In other words, companies that want a more efficient communications infrastructure can begin by subscribing to the Convergent PBX service, which is based on Nortel Networks gear, and then move on to full IP connectivity on Cisco Systems and Juniper Networks equipment – a change that would require buying new telephone handsets. As they go down the convergence path, enterprises would be moving from circuit-switched to IP telephony.
On an operational level, Cable & Wireless hopes to convince business customers to move their voice communications onto IP data pipes furnished by Cable & Wireless. Before these services, such pipes would be used to deliver Internet access or support business-to-business or e-commerce initiatives by providing access to Web servers. Cable & Wireless also hopes to convince businesses to move their internal data networks running on frame relay and Asynchronous Transfer Mode protocols onto these same IP pipes.
The company already has a star customer – H.J. Heinz, a processed food manufacturer. Using a move to new headquarters as an opportunity to upgrade its communications infrastructure, Heinz subscribed to IP LAN services in the U.K. and is considering them for its U.S. operations.
It uses IP telephony, softphones – virtual phones operated from personal computers – and links into legacy voice networks. Cable & Wireless is connecting Heinz sites with Cisco gear using Differentiated Services and Multiprotocol Label Switching-based virtual private networks. Heinz is also looking at unified messaging, service redirection and Session Initiation Protocol (SIP).
While the value of the Heinz contact has not been disclosed, Cable & Wireless sells convergent IP connectivity for about $150 per port, and charges about $15 per application per desktop.
Black has a theory about why Heinz decided to walk down the convergence lane: Besides being careful about investing in soon-to-be-obsolete technologies, like circuit-switched voice, enterprises have a philosophical mandate to upgrade.
“The end game, as Jack Welch [General Electric CEO] is said to have said, is to become an e-business company of the future,” Black said. “Business users ask us about reducing cost of moving to this e-business infrastructure. The most attractive way to reduce this cost of ownership is through convergence.”
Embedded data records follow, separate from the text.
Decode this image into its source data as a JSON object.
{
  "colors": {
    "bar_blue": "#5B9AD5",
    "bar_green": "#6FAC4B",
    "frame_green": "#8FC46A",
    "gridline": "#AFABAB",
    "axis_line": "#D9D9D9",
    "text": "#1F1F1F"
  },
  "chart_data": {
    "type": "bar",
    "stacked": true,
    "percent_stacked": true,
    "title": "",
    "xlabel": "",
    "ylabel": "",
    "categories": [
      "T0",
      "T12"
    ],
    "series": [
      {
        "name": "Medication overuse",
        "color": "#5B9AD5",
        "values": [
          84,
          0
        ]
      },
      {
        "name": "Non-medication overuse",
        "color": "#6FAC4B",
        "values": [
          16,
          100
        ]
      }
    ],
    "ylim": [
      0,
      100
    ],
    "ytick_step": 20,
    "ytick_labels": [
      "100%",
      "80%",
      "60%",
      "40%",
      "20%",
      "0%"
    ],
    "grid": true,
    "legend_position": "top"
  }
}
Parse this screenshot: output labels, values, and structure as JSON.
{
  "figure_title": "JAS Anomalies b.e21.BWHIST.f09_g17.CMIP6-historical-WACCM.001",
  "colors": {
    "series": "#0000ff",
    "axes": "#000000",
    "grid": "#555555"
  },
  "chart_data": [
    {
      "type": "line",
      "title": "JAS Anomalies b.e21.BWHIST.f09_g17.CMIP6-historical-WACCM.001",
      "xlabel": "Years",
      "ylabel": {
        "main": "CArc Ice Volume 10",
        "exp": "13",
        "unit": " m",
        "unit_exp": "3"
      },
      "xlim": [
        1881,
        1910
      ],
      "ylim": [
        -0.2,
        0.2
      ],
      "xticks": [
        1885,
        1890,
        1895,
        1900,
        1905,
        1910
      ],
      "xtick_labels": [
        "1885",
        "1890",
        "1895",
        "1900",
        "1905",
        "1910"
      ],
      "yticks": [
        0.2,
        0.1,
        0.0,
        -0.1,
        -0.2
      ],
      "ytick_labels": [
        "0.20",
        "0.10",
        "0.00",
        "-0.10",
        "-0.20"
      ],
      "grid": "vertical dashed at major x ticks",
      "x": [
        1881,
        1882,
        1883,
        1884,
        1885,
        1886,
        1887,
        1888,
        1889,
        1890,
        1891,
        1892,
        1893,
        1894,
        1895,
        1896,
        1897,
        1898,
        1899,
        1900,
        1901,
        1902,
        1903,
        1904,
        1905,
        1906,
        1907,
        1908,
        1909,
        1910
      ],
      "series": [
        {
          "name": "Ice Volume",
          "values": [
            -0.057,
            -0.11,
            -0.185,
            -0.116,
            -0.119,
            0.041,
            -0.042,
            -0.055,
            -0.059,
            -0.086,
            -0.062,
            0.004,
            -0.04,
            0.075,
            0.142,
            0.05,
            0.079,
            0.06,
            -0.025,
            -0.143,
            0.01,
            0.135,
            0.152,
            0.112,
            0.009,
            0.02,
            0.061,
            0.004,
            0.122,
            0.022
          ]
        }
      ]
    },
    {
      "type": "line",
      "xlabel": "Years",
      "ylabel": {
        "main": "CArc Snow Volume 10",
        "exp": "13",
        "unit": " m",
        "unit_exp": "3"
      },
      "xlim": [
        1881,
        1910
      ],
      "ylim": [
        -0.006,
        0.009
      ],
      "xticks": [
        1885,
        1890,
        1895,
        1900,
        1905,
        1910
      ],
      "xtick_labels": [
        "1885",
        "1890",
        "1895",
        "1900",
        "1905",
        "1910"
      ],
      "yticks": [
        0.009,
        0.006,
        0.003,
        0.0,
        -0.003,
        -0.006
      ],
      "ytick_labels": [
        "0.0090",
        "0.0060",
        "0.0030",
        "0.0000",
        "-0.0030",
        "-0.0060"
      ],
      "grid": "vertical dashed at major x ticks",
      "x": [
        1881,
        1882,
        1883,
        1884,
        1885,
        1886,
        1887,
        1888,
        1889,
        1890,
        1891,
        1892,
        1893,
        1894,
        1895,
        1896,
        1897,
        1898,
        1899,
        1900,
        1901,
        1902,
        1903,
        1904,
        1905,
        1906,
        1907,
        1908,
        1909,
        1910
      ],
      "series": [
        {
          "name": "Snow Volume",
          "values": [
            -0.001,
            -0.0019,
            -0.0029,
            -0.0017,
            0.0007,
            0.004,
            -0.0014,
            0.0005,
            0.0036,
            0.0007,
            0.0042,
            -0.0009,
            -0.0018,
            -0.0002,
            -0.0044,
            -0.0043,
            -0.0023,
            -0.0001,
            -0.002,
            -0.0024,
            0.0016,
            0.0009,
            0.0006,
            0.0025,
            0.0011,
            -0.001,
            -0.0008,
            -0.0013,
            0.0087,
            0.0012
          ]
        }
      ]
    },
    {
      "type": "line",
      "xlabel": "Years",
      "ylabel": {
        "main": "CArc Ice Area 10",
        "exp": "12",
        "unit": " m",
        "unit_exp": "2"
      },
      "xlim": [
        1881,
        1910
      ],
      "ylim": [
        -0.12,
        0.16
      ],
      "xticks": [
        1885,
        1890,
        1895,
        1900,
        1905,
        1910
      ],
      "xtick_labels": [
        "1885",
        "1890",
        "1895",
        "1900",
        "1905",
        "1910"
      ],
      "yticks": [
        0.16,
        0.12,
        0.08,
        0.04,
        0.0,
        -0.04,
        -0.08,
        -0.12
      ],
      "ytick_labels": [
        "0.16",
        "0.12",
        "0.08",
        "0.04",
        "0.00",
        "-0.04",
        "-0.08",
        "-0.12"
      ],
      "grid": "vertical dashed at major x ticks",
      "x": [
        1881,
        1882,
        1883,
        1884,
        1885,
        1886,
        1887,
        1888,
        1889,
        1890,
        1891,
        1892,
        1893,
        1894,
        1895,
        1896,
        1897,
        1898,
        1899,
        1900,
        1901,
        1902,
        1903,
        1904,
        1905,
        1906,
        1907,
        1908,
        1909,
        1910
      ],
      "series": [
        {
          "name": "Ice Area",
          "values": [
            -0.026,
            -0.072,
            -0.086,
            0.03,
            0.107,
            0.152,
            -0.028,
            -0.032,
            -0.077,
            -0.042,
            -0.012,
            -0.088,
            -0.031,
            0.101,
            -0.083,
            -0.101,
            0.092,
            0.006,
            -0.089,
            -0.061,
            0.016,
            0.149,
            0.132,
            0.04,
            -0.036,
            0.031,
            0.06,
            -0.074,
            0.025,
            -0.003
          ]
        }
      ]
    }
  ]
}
To fit this e-business vision, Cable & Wireless is using a large-scale, applications-on-demand project with Compaq Computer and Microsoft to play into the application outsourcing layer as well as in the convergence layer, Black said.
Of course, Cable & Wireless is not alone in touting convergence. For instance, Verizon Communications plans a number of services to address this trend before the end of this year. The name of the game, Black says, is to have all the pieces of the jigsaw puzzle available from one carrier, which has been Cable & Wireless goal and, it believes, its competitive differentiator.